Baudoin vociférait contre les gendarmes en les traitant de canailles, frappait du pied, et a arraché deux fois le bandeau qui lui couvrait la figure. Rouillac jurait des « Noms de D… » tout en conservant sa pipe. Enfin, forcés de se résigner à cette opération, ils ont crié « VIVE LA COMMUNE ! » et quelques secondes ne s’étaient pas écoulées que tous deux tombaient, frappés à mort, à six heures, cinq minutes.
Baudoin avait reçu sept balles en pleine poitrine, et Rouillac cinq, également en pleine poitrine. Leur mort a été instantanée, et le coup de grâce n’a pas été nécessaire.
Après le défilé des troupes, les deux corps ont été déposés dans deux cercueils et transportés au cimetière Saint-Louis, où ils ont été inhumés dans des fosses séparées.
À sept heures quinze minutes, tout était terminé. Les curieux étaient peu nombreux : à peine cent personnes se trouvaient dans la rue Saint-Pierre (1) au moment de la sortie des condamnés de la prison et, comme des cordons de troupes sont placés autour du lieu de l’exécution, les curieux se trouvaient à une grande distance, et sauf les militaires, les civils étaient en petit nombre.
Exécuté au début de juillet 1872, Jean-Pierre Rouillac avait eu vingt ans à la fin du mois de février de la même année.
La condamnation de Rouillac a été fondée sur des présomptions très douteuses. Les témoins à charge sont sujets à caution : Mademoiselle Pauline Lenoir, tenancière d’un estaminet, est sans doute indicatrice de police. Le sergent Garochot (2), du 101e Bataillon, cherche à se disculper aux dépens de son compagnon.

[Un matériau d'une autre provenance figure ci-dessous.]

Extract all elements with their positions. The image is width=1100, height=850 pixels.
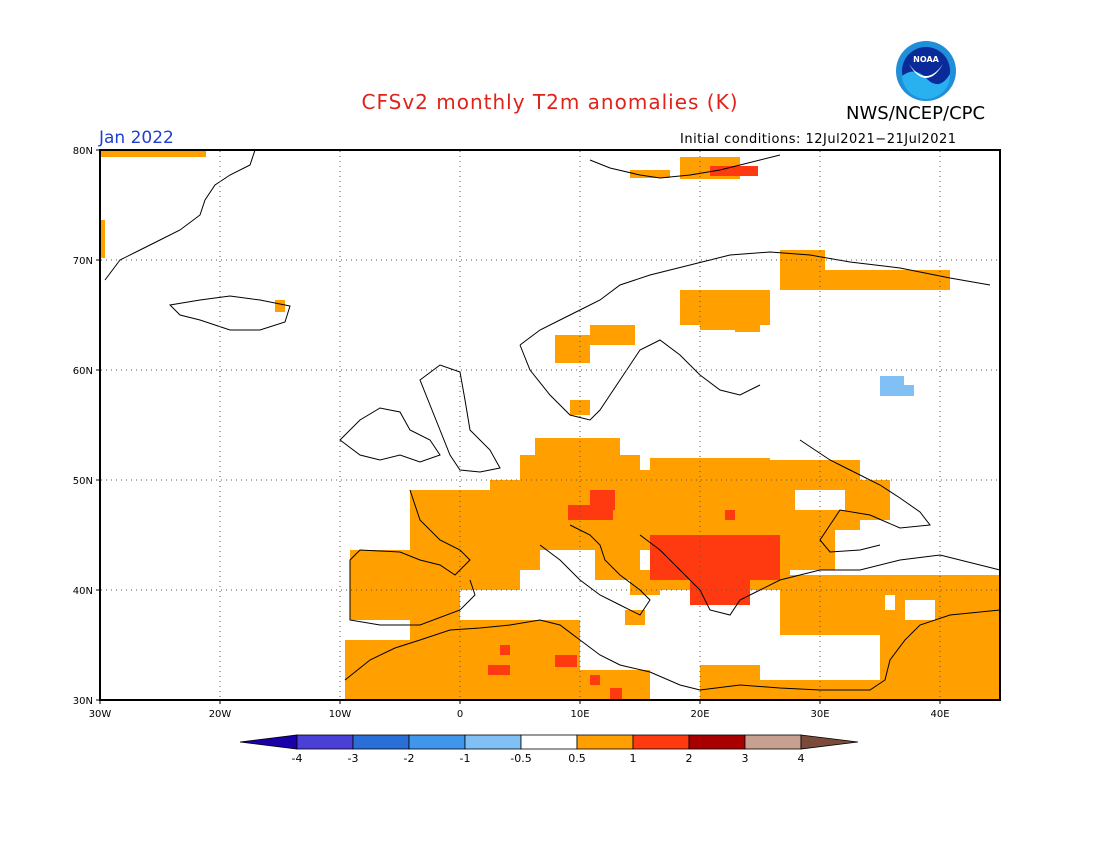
forecast-month: Jan 2022 bbox=[99, 128, 174, 148]
colorbar-label-4: 4 bbox=[798, 752, 805, 765]
colorbar-bin-3 bbox=[408, 734, 466, 750]
lat-label-80n: 80N bbox=[73, 146, 93, 157]
neutral-patches bbox=[630, 430, 935, 620]
colorbar-label-2: 2 bbox=[686, 752, 693, 765]
lon-label-20e: 20E bbox=[690, 709, 709, 720]
agency-label: NWS/NCEP/CPC bbox=[846, 103, 986, 124]
lon-label-10e: 10E bbox=[570, 709, 589, 720]
lat-label-30n: 30N bbox=[73, 696, 93, 707]
colorbar-label-neg1: -1 bbox=[460, 752, 471, 765]
colorbar-bin-8 bbox=[688, 734, 746, 750]
colorbar-max-arrow bbox=[800, 734, 859, 750]
colorbar bbox=[239, 734, 859, 750]
colorbar-bin-5 bbox=[520, 734, 578, 750]
colorbar-label-neg4: -4 bbox=[292, 752, 303, 765]
lon-label-30e: 30E bbox=[810, 709, 829, 720]
colorbar-bin-6 bbox=[576, 734, 634, 750]
colorbar-min-arrow bbox=[239, 734, 298, 750]
colorbar-bin-7 bbox=[632, 734, 690, 750]
colorbar-label-neg3: -3 bbox=[348, 752, 359, 765]
colorbar-label-1: 1 bbox=[630, 752, 637, 765]
colorbar-label-neg2: -2 bbox=[404, 752, 415, 765]
colorbar-bin-9 bbox=[744, 734, 802, 750]
map-frame bbox=[99, 149, 1001, 701]
lat-label-40n: 40N bbox=[73, 586, 93, 597]
anomaly-fill-red bbox=[488, 166, 780, 700]
noaa-logo-icon: NOAA bbox=[896, 41, 956, 101]
colorbar-bin-4 bbox=[464, 734, 522, 750]
colorbar-bin-2 bbox=[352, 734, 410, 750]
svg-text:NOAA: NOAA bbox=[913, 55, 939, 64]
chart-title: CFSv2 monthly T2m anomalies (K) bbox=[361, 90, 739, 114]
lon-label-40e: 40E bbox=[930, 709, 949, 720]
lon-label-20w: 20W bbox=[209, 709, 232, 720]
coastlines bbox=[104, 149, 1001, 691]
lat-label-60n: 60N bbox=[73, 366, 93, 377]
colorbar-label-neg05: -0.5 bbox=[510, 752, 531, 765]
colorbar-label-3: 3 bbox=[742, 752, 749, 765]
anomaly-fill-orange bbox=[101, 151, 1000, 700]
axis-ticks bbox=[96, 149, 941, 704]
lon-label-10w: 10W bbox=[329, 709, 352, 720]
anomaly-fill-blue bbox=[880, 376, 914, 396]
colorbar-label-05: 0.5 bbox=[568, 752, 586, 765]
lon-label-0: 0 bbox=[457, 709, 463, 720]
lon-label-30w: 30W bbox=[89, 709, 112, 720]
lat-label-50n: 50N bbox=[73, 476, 93, 487]
initial-conditions: Initial conditions: 12Jul2021−21Jul2021 bbox=[680, 132, 957, 147]
lat-label-70n: 70N bbox=[73, 256, 93, 267]
colorbar-bin-1 bbox=[296, 734, 354, 750]
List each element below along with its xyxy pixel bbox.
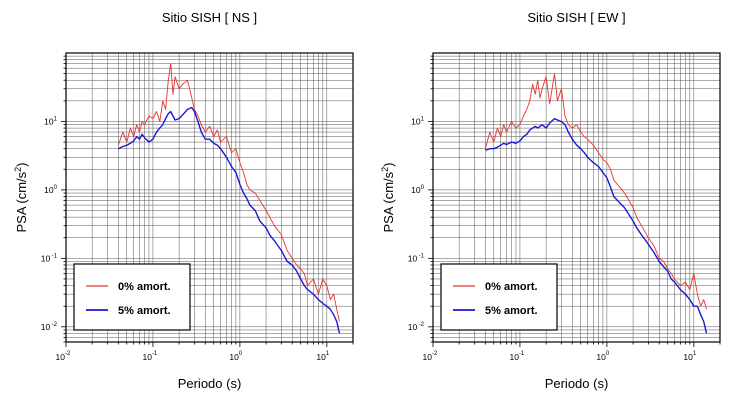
svg-text:10: 10 xyxy=(56,352,66,362)
svg-text:10: 10 xyxy=(408,253,418,263)
svg-text:10: 10 xyxy=(509,352,519,362)
svg-text:-1: -1 xyxy=(519,351,525,357)
svg-text:-2: -2 xyxy=(419,322,425,328)
svg-text:10: 10 xyxy=(683,352,693,362)
legend-label: 0% amort. xyxy=(118,281,171,293)
svg-text:10: 10 xyxy=(408,322,418,332)
legend-entry: 5% amort. xyxy=(453,305,538,317)
legend-label: 5% amort. xyxy=(118,305,171,317)
svg-text:10: 10 xyxy=(44,185,54,195)
y-tick-label: -110 xyxy=(408,253,425,263)
x-tick-label: 10 0 xyxy=(596,351,609,362)
y-tick-label: 110 xyxy=(411,116,425,126)
series-line-damping-5 xyxy=(485,117,708,334)
svg-text:1: 1 xyxy=(54,116,58,122)
legend-label: 0% amort. xyxy=(485,281,538,293)
y-tick-label: -210 xyxy=(41,322,58,332)
series-line-damping-0 xyxy=(484,73,707,310)
x-axis-label: Periodo (s) xyxy=(545,376,609,391)
svg-text:0: 0 xyxy=(54,185,58,191)
plot-frame xyxy=(65,52,354,343)
legend-entry: 0% amort. xyxy=(453,281,538,293)
legend-box xyxy=(73,263,191,331)
x-tick-label: 10 -1 xyxy=(142,351,157,362)
svg-text:10: 10 xyxy=(142,352,152,362)
svg-text:10: 10 xyxy=(423,352,433,362)
svg-text:10: 10 xyxy=(596,352,606,362)
y-tick-label: 010 xyxy=(44,185,58,195)
y-tick-label: 110 xyxy=(44,116,58,126)
svg-text:10: 10 xyxy=(411,116,421,126)
svg-text:-2: -2 xyxy=(65,351,71,357)
svg-text:-1: -1 xyxy=(52,253,58,259)
x-tick-label: 10 1 xyxy=(316,351,329,362)
legend: 0% amort. 5% amort. xyxy=(73,263,191,331)
svg-text:10: 10 xyxy=(229,352,239,362)
svg-text:1: 1 xyxy=(421,116,425,122)
x-tick-label: 10 -2 xyxy=(423,351,438,362)
svg-text:0: 0 xyxy=(239,351,243,357)
svg-text:10: 10 xyxy=(44,116,54,126)
svg-text:-2: -2 xyxy=(432,351,438,357)
svg-text:10: 10 xyxy=(411,185,421,195)
y-tick-label: -110 xyxy=(41,253,58,263)
x-tick-label: 10 -1 xyxy=(509,351,524,362)
chart-title: Sitio SISH [ NS ] xyxy=(162,10,257,25)
svg-text:1: 1 xyxy=(693,351,697,357)
legend-box xyxy=(440,263,558,331)
svg-text:-2: -2 xyxy=(52,322,58,328)
x-tick-label: 10 -2 xyxy=(56,351,71,362)
grid xyxy=(65,53,354,343)
series-line-damping-5 xyxy=(117,106,341,334)
legend-label: 5% amort. xyxy=(485,305,538,317)
chart-title: Sitio SISH [ EW ] xyxy=(527,10,625,25)
plot-frame xyxy=(432,52,721,343)
svg-text:0: 0 xyxy=(606,351,610,357)
svg-text:10: 10 xyxy=(41,322,51,332)
legend-entry: 0% amort. xyxy=(86,281,171,293)
svg-text:-1: -1 xyxy=(152,351,158,357)
x-axis-label: Periodo (s) xyxy=(178,376,242,391)
y-tick-label: 010 xyxy=(411,185,425,195)
legend-entry: 5% amort. xyxy=(86,305,171,317)
svg-text:10: 10 xyxy=(316,352,326,362)
svg-text:-1: -1 xyxy=(419,253,425,259)
x-tick-label: 10 1 xyxy=(683,351,696,362)
y-tick-label: -210 xyxy=(408,322,425,332)
svg-text:1: 1 xyxy=(326,351,330,357)
x-tick-label: 10 0 xyxy=(229,351,242,362)
svg-text:10: 10 xyxy=(41,253,51,263)
y-axis-label: PSA (cm/s2) xyxy=(380,162,396,232)
legend: 0% amort. 5% amort. xyxy=(440,263,558,331)
y-axis-label: PSA (cm/s2) xyxy=(13,162,29,232)
series-line-damping-0 xyxy=(117,63,340,322)
svg-text:0: 0 xyxy=(421,185,425,191)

Même dans la presse versaillaise, on est quelquefois perplexe au sujet de ce jeune homme, qui paraît intelligent et « contre qui on ne peut invoquer rien de particulièrement défavorable ».
Les arguments de l’accusation sont plutôt fragiles et, pour la renforcer, le rapporteur croit bon d’ajouter au palmarès de Rouillac encore un assassinat supplémentaire, celui du jardinier d’une propriété de Neuilly, mise au pillage par le 101e bataillon.
De ce prétendu pillage, Rouillac aurait tiré un énorme profit :
Un manche de gigot en argent …
Circonstance aggravante dans son procès. On évita cependant de trop insister sur cet épisode rocambolesque.
C’est donc l’exécution du sieur Dubois qui reste la considération essentielle ayant déterminé la décision de la justice militaire.
Marcel Cerf
Sources :
- Commissaire central de Police de Versailles – Rapport à M. le Maire, 6 juillet 1872 – Archives communales de Versailles
- Da Costa (Gaston) – « La Commune vécue », tome troisième, pp. 248 à 253. Ancienne Maison Quantin, éditeur. Paris 1905
- Du Camp(Maxime) – « Les convulsions de Paris », tome quatrième Hachette et Cie édit. pp. 216 à 219. Paris 1880
Notes
(1) Le commissaire central a fait une erreur dans la rédaction de son rapport. Il a signalé la sortie des condamnés de la prison de la rue Saint-Pierre, alors que, plus haut, il a écrit que Baudoin et Rouillac ont été transférés de la caserne de la rue de Noailles à la prison des chantiers. C’est bien en effet, la prison de la rue Saint-Pierre qui correspond à la réalité. La « Gazette des tribunaux », du 7 juillet 1872, le confirme. D’autre part, l’imprécision de la rédaction tendrait à faire croire que l’exécution a eu lieu rue Saint-Pierre, alors que c’est du Polygone de Satory qu’il s’agit.
(2) Garochot (Jean-Louis) – Né le 9 décembre 1831 à Paris. Marié, un enfant. Journalier, demeurant rue des Cinq-Diamants. Sergent au 101e bataillon. Condamné par le 14e Conseil, le 15 mars 1872, à la déportation en enceinte fortifiée, pour complicité dans le meurtre de sieur Dubois et pillage de sa maison, les 24 et 25 mai 1871. Embarqué le 13 juin 1872 sur « La Guerrière », il arrive à Nouméa le 2 novembre 1872. Peine commuée, le 26 novembre 1878, en déportation simple. Remise de peine en 1879. Rapatrié par « La Picardie ».